Trata-se do reconhecimento consensual do papel decisivo das empresas na criação de riqueza e de emprego também nos países em desenvolvimento.

 

Como nos lembrou  no passado dia 14 de Novembro em Paris a Secretária Geral Adjunta da OCDE, a finlandesa Mari Kiviniemi, durante a reunião da estrutura do sector privado da OCDE, o Business and Industry Advisory Committee to the OECD (BIAC): "nos países em desenvolvimento 9 em 10 postos de trabalho são criados pelo sector privado".

 

O Presidente do Parlamento Europeu, o italiano Antonio Tajani, foi claro ao escrever no jornal i (edição de 20 de Novembro passado) que "o plano de investimento de 3,4 mil milhões de euros, aprovado pelo Parlamento Europeu em Julho deste ano, é um passo importante na direcção certa". E acrescenta: "mas não é suficiente. Necessitamos de um Plano Marshall para África, a fim de apoiar os esforços envidados por este continente para criar uma base industrial sustentável, modernizar a agricultura, melhorar o acesso aos recursos hídricos, realizar infraestruturas eficientes e promover as energias renováveis e a digitalização. E enfim: "é também fundamental envidar esforços para apoiar a boa governação e o Estado de Direito".

 

São estes objectivos centrais da criação do Fundo Europeu de Desenvolvimento Sustentável (FEDS), tendo como um dos seus pilares o estabelecimento de "um diálogo estruturado com o sector privado com o propósito de melhorar o clima de investimento empresarial nos países parceiros.", incluindo naturalmente os de África.

 

No quadro do FEDS, para além de empréstimos e outros instrumentos, foi por sua vez criada uma garantia de 1,5 mil milhões de euros que permite ao Banco Europeu de Investimento (BEI) e a outras instituições financeiras elegíveis (como algumas EDFI-European Development Finance Institutions), conceder empréstimos a empresas europeias para investimentos de maiores riscos em sectores pré determinados.

 

Contudo, para poderem recorrer aquela garantia associada aos empréstimos, as empresas terão de canalizar os seus projectos de investimento através do BEI ou das instituições financeiras europeias (EDFI) elegíveis para o efeito.

 

Esta exigência  pode porém colocar em risco a possibilidade das empresas portuguesas terem acesso à referida garantia, bem como aos empréstimos e outros instrumentos do FEDS, em virtude da EDFI portuguesa, a SOFID-Sociedade para o Financiamento do Desenvolvimento, uma empresa pública onde o Estado detém, directa e indirectamente, cerca de 70% do seu capital se encontrar incapaz de cumprir a sua missão por falta de capital e de recursos humanos.
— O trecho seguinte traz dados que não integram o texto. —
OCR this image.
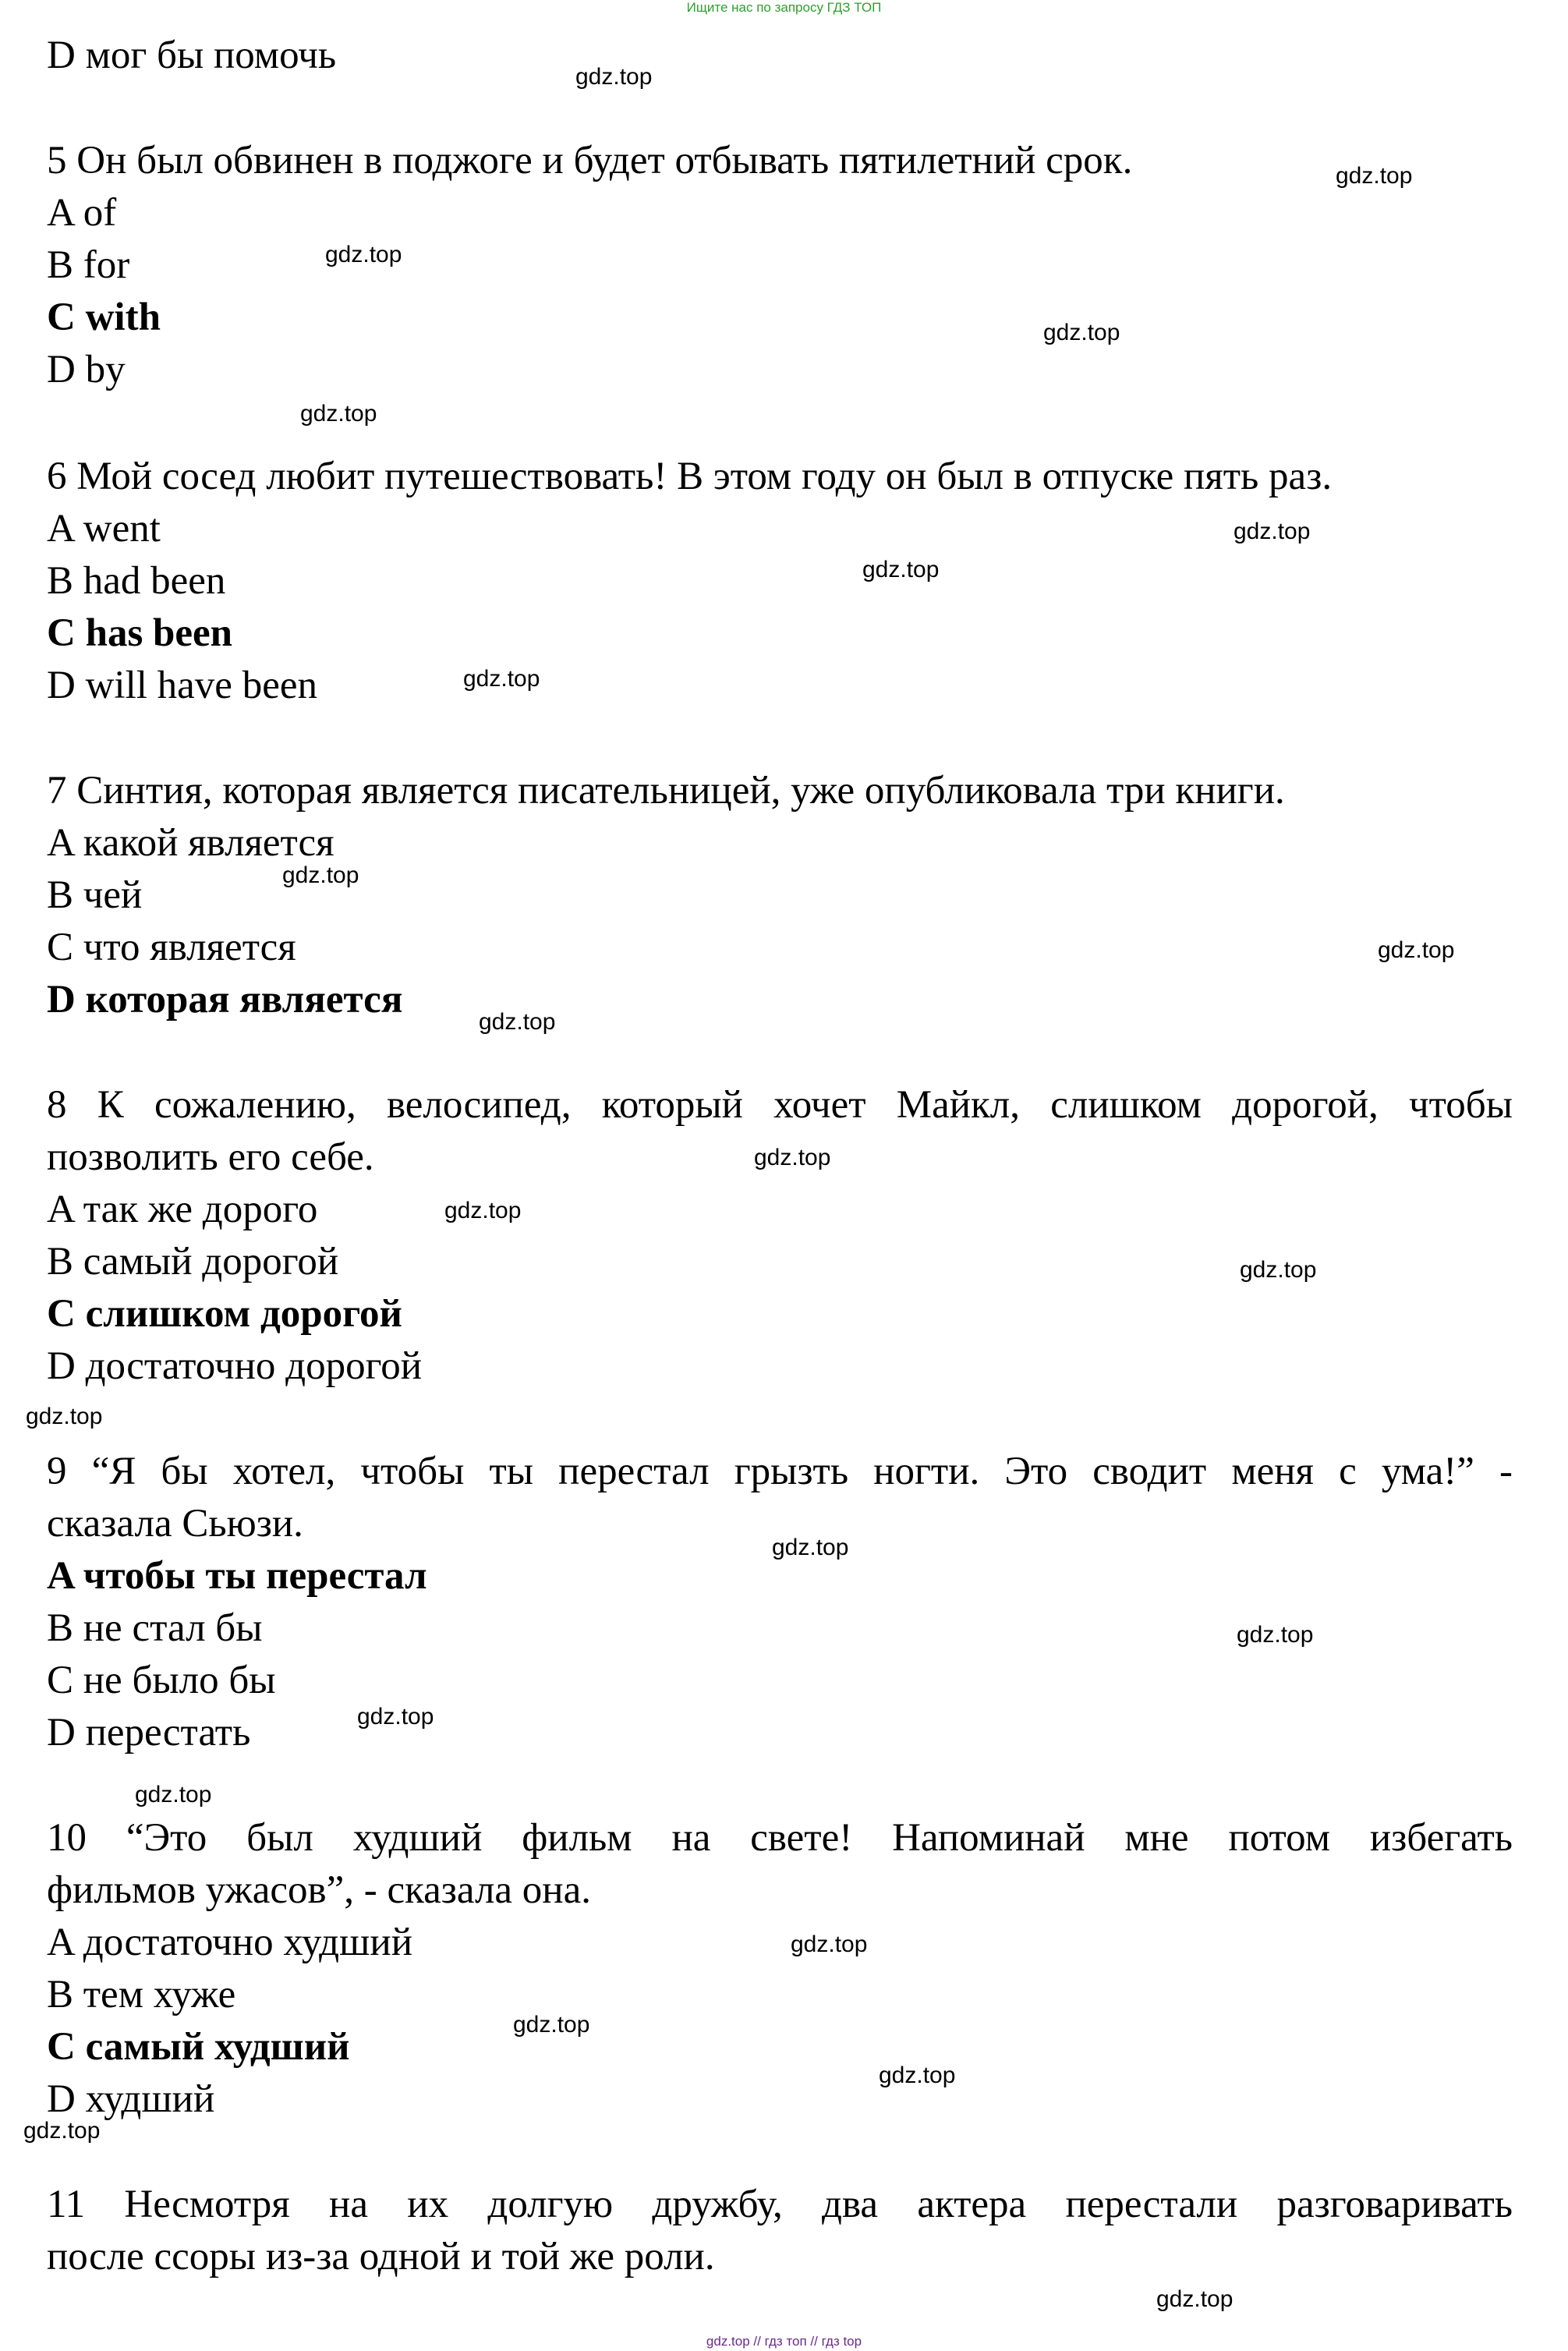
Ищите нас по запросу ГДЗ ТОП
D мог бы помочь
5 Он был обвинен в поджоге и будет отбывать пятилетний срок.
A of
B for
C with
D by
6 Мой сосед любит путешествовать! В этом году он был в отпуске пять раз.
A went
B had been
C has been
D will have been
7 Синтия, которая является писательницей, уже опубликовала три книги.
A какой является
B чей
C что является
D которая является
8 К сожалению, велосипед, который хочет Майкл, слишком дорогой, чтобы
позволить его себе.
A так же дорого
B самый дорогой
C слишком дорогой
D достаточно дорогой
9 “Я бы хотел, чтобы ты перестал грызть ногти. Это сводит меня с ума!” -
сказала Сьюзи.
A чтобы ты перестал
B не стал бы
C не было бы
D перестать
10 “Это был худший фильм на свете! Напоминай мне потом избегать
фильмов ужасов”, - сказала она.
A достаточно худший
B тем хуже
C самый худший
D худший
11 Несмотря на их долгую дружбу, два актера перестали разговаривать
после ссоры из-за одной и той же роли.
gdz.top
gdz.top
gdz.top
gdz.top
gdz.top
gdz.top
gdz.top
gdz.top
gdz.top
gdz.top
gdz.top
gdz.top
gdz.top
gdz.top
gdz.top
gdz.top
gdz.top
gdz.top
gdz.top
gdz.top
gdz.top
gdz.top
gdz.top
gdz.top
gdz.top // гдз топ // гдз top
Isto, apesar dos inesgotáveis esforços do seu Presidente do CA em encontrar soluções, nomeadamente junto dos Ministérios dos Negócios Estrangeiros e das Finanças, que co-tutelam a SOFID.

 

Este constrangimento impede assim presentemente o acesso das empresas portuguesas ao FEDS, colocando-as numa situação de desvantagem em relação a outras empresas europeias.

 

 

Não corresponde à realidade actual a afirmação do Presidente da AICEP (entidade pública tutelada pelo Ministério dos Negócios Estrangeiros) feita ao Expresso (edição do passado dia 22 de Outubro) de que o FEDS "representa uma oportunidade para as empresas portuguesas". Infelizmente essa "oportunidade" para já não se pode concretizar nem as empresas conseguem saber do Estado quando e como poderá materializar-se.

 

Com efeito, enquanto os citados Ministérios não encontrarem uma solução, a esperança do Comissário europeu Carlos Moedas na referida edição do Expresso de que "os empresários saibam tirar partido" do FEDS não passará disso mesmo, uma esperança.

 

Como parece que a CGD também não é uma instituição elegível, embora por razões completamente diferentes das da SOFID, uma solução de recurso poderia ser o Estado contratualizar no BEI, do qual Portugal é acionista, os interesses das empresas portugueses em poderem recorrer ao FEDS para se financiarem e se protegerem de grandes riscos.

 

Esta solução, não assegurando às empresas portuguesas um apoio directo de uma instituição financeira nacional, teria porém a virtude de à partida não as excluir  dos empréstimos, garantia e outros instrumentos disponibilizados pelo FEDS para investimentos em África.

 

E seria a decisão que melhor acautelaria os nossos interesses, fora de uma solução exclusivamente portuguesa. Seguramente melhor que contratualizar com as EDFI elegíveis como o KfW (Alemanha), AFD (França) ou o FMO (Holanda) ou outras. 

 

Acresce que o BEI gere os 6 mil milhões de euros (em revolving) disponíveis ao abrigo da Facilidade de Investimento do Acordo de Cotonou para financiar projectos envolvendo empresas europeias, também em África. Em média têm sido utilizados cerca de 1,3 mil milhões por ano. Adicionalmente, as European Financing Partners, onde o BEI é parceiro com algumas EDFI, que não a SOFID, acrescentaram mais 600 milhões de euros aos referidos 6 mil milhões. Enfim, em fundos próprios, o BEI disponibilizou ainda mais cerca de 2 mil milhões.

 

Podem ainda as empresas portuguesas obter contratos ou co-financiamentos europeus para os seus projectos em África através da dotação de 31 mil milhões de euros do 11º Fundo Europeu de Investimento (FED) para 2014/2020 e dos cerca de 2,4 mil milhões de euros dos fundos blending para África.

 

Dotar a SOFID dos meios necessários para ela poder desempenhar a missão para a qual foi criada em 2008, ou seja ser um parceiro das empresas portuguesas, facilitando-lhes o acesso ao mercado do financiamento europeu para África, é assim um imperativo urgente do Estado e de uma consistente política económica externa de Portugal para os países em desenvolvimento, incluindo naturalmente os de língua portuguesa.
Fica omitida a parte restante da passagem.